Le génome de Bacillus anthracis, le bacille du charbon, vient d'être entièrement séquencé par des chercheurs américains (Institut for Genomic Research, Rockville, Maryland). Deux équipes, dont une en collaboration avec des chercheurs français de l'INRA (Jouy-en-Josas), ont analysé ce génome par comparaison avec celui de bactéries apparentées.
Les résultats de ces travaux devraient conduire à une meilleure compréhension de la physiologie du pathogène et ainsi permettre de le combattre plus efficacement.
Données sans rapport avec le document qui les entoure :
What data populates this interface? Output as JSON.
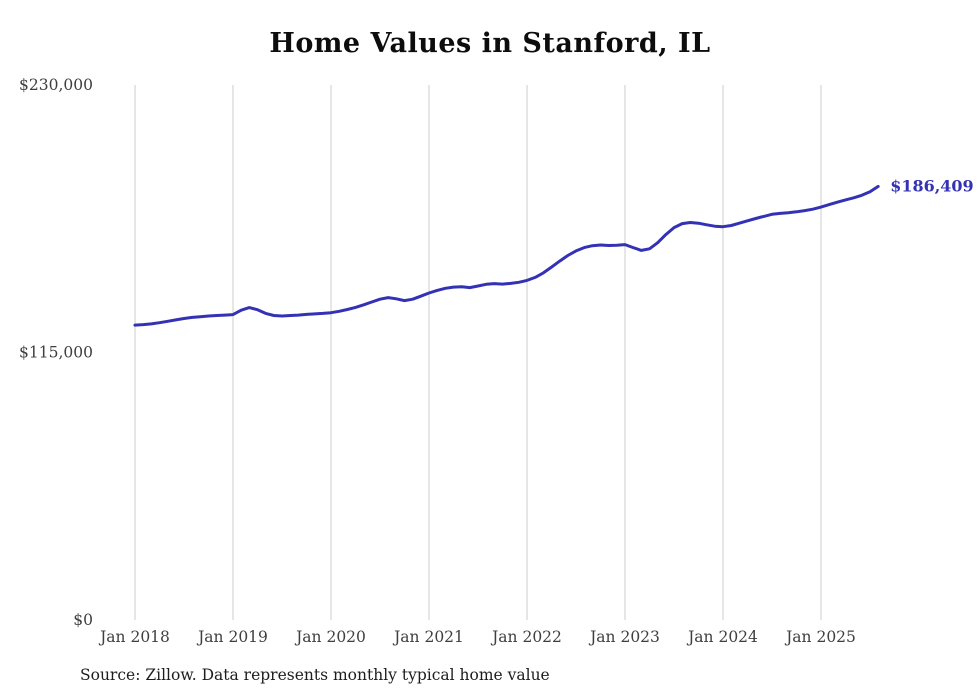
{
  "chart_data": {
    "type": "line",
    "title": "Home Values in Stanford, IL",
    "source": "Source: Zillow. Data represents monthly typical home value",
    "end_label": "$186,409",
    "latest_value": 186409,
    "line_color": "#3432b4",
    "grid_color": "#cccccc",
    "axis_text_color": "#3f3f3f",
    "grid": true,
    "legend_position": "none",
    "xlabel": "",
    "ylabel": "",
    "ylim": [
      0,
      230000
    ],
    "ytick_values": [
      0,
      115000,
      230000
    ],
    "ytick_labels": [
      "$0",
      "$115,000",
      "$230,000"
    ],
    "xtick_month_indices": [
      0,
      12,
      24,
      36,
      48,
      60,
      72,
      84
    ],
    "xtick_labels": [
      "Jan 2018",
      "Jan 2019",
      "Jan 2020",
      "Jan 2021",
      "Jan 2022",
      "Jan 2023",
      "Jan 2024",
      "Jan 2025"
    ],
    "x": [
      "2018-01",
      "2018-02",
      "2018-03",
      "2018-04",
      "2018-05",
      "2018-06",
      "2018-07",
      "2018-08",
      "2018-09",
      "2018-10",
      "2018-11",
      "2018-12",
      "2019-01",
      "2019-02",
      "2019-03",
      "2019-04",
      "2019-05",
      "2019-06",
      "2019-07",
      "2019-08",
      "2019-09",
      "2019-10",
      "2019-11",
      "2019-12",
      "2020-01",
      "2020-02",
      "2020-03",
      "2020-04",
      "2020-05",
      "2020-06",
      "2020-07",
      "2020-08",
      "2020-09",
      "2020-10",
      "2020-11",
      "2020-12",
      "2021-01",
      "2021-02",
      "2021-03",
      "2021-04",
      "2021-05",
      "2021-06",
      "2021-07",
      "2021-08",
      "2021-09",
      "2021-10",
      "2021-11",
      "2021-12",
      "2022-01",
      "2022-02",
      "2022-03",
      "2022-04",
      "2022-05",
      "2022-06",
      "2022-07",
      "2022-08",
      "2022-09",
      "2022-10",
      "2022-11",
      "2022-12",
      "2023-01",
      "2023-02",
      "2023-03",
      "2023-04",
      "2023-05",
      "2023-06",
      "2023-07",
      "2023-08",
      "2023-09",
      "2023-10",
      "2023-11",
      "2023-12",
      "2024-01",
      "2024-02",
      "2024-03",
      "2024-04",
      "2024-05",
      "2024-06",
      "2024-07",
      "2024-08",
      "2024-09",
      "2024-10",
      "2024-11",
      "2024-12",
      "2025-01",
      "2025-02",
      "2025-03",
      "2025-04",
      "2025-05",
      "2025-06",
      "2025-07",
      "2025-08"
    ],
    "values": [
      126800,
      127000,
      127300,
      127800,
      128400,
      129000,
      129600,
      130100,
      130400,
      130700,
      130900,
      131100,
      131300,
      133200,
      134300,
      133400,
      131800,
      130900,
      130700,
      130900,
      131100,
      131400,
      131600,
      131800,
      132100,
      132700,
      133500,
      134400,
      135500,
      136700,
      137900,
      138600,
      138100,
      137300,
      137900,
      139200,
      140600,
      141700,
      142600,
      143100,
      143300,
      142900,
      143600,
      144300,
      144600,
      144400,
      144700,
      145200,
      146000,
      147300,
      149200,
      151700,
      154300,
      156700,
      158700,
      160100,
      160900,
      161200,
      161000,
      161100,
      161400,
      160100,
      158900,
      159600,
      162200,
      165700,
      168700,
      170400,
      170900,
      170600,
      169900,
      169300,
      169100,
      169600,
      170600,
      171600,
      172600,
      173500,
      174400,
      174800,
      175100,
      175500,
      176000,
      176600,
      177500,
      178600,
      179600,
      180600,
      181500,
      182600,
      184100,
      186409
    ]
  }
}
B. anthracis appartient à la même famille de bactéries que Bacillus cereus, une bactérie commune du sol, et Bacillus thuringiensis, un bacille s'attaquant aux insectes. Comme la majorité des bactéries, ces trois organismes possèdent, en plus de leur chromosome, des petites molécules d'ADN circulaires supplémentaires que l'on nomme plasmide. C'est sur ces plasmides que sont généralement localisés les gènes codant pour les protéines conférant leur virulence aux organismes pathogènes. Il a été fait l'hypothèse que B. cereus, B. thuringiensis et B. anthracis appartenaient à une seule et même espèce bactérienne, mais différaient par la nature de leurs plasmides respectifs. La disponibilité de la séquence de B. anthracis a permis de comparer les génomes de ces différents organismes afin de tester cette hypothèse.
Read et coll., d'une part, et Ivanova et coll., d'autre part, ont effectivement montré qu'il existait une très forte conservation entre les génomes de B. cereus de B. anthracis, y compris au niveau de l'ADN plasmidique.
Un insert codant pour des toxines
La seule différence importante observée au niveau génétique entre ces deux organismes concerne la présence d'un îlot de pathogénicité sur un des plasmides du bacille du charbon. Cet insert contient des gènes codant pour les toxines responsables du pouvoir mortel de la bactérie ; il aurait été acquis récemment (à l'échelle de l'évolution) par la bactérie. En outre, la mise en évidence d'une mutation au niveau d'un gène régulateur dans le génome de B. anthracis suggère que l'expression des facteurs de virulence doit être différente chez les deux bactéries.
De plus, les travaux de Read et coll. et Ivanova et coll. ont clairement mis en évidence que des facteurs de virulence étaient également codés par l'ADN chromosomique. Ils ont notamment retrouvé sur les chromosomes de ces bactéries des gènes similaires à ceux impliqués dans la pathogénicité de Listeria ou d'autres bactéries spécifiques des insectes.
Enfin, par le biais de cette analyse, de nombreuses protéines de surface du bacille du charbon constituant de bonnes cibles vaccinales ou médicamenteuses ont pu être identifiées. Ces travaux pourraient donc conduire à la mise en place de stratégies de lutte contre cet agent infectieux plus efficaces que celle dont nous disposons actuellement.
« Nature » du 1er mai 2003, pp. 81-91.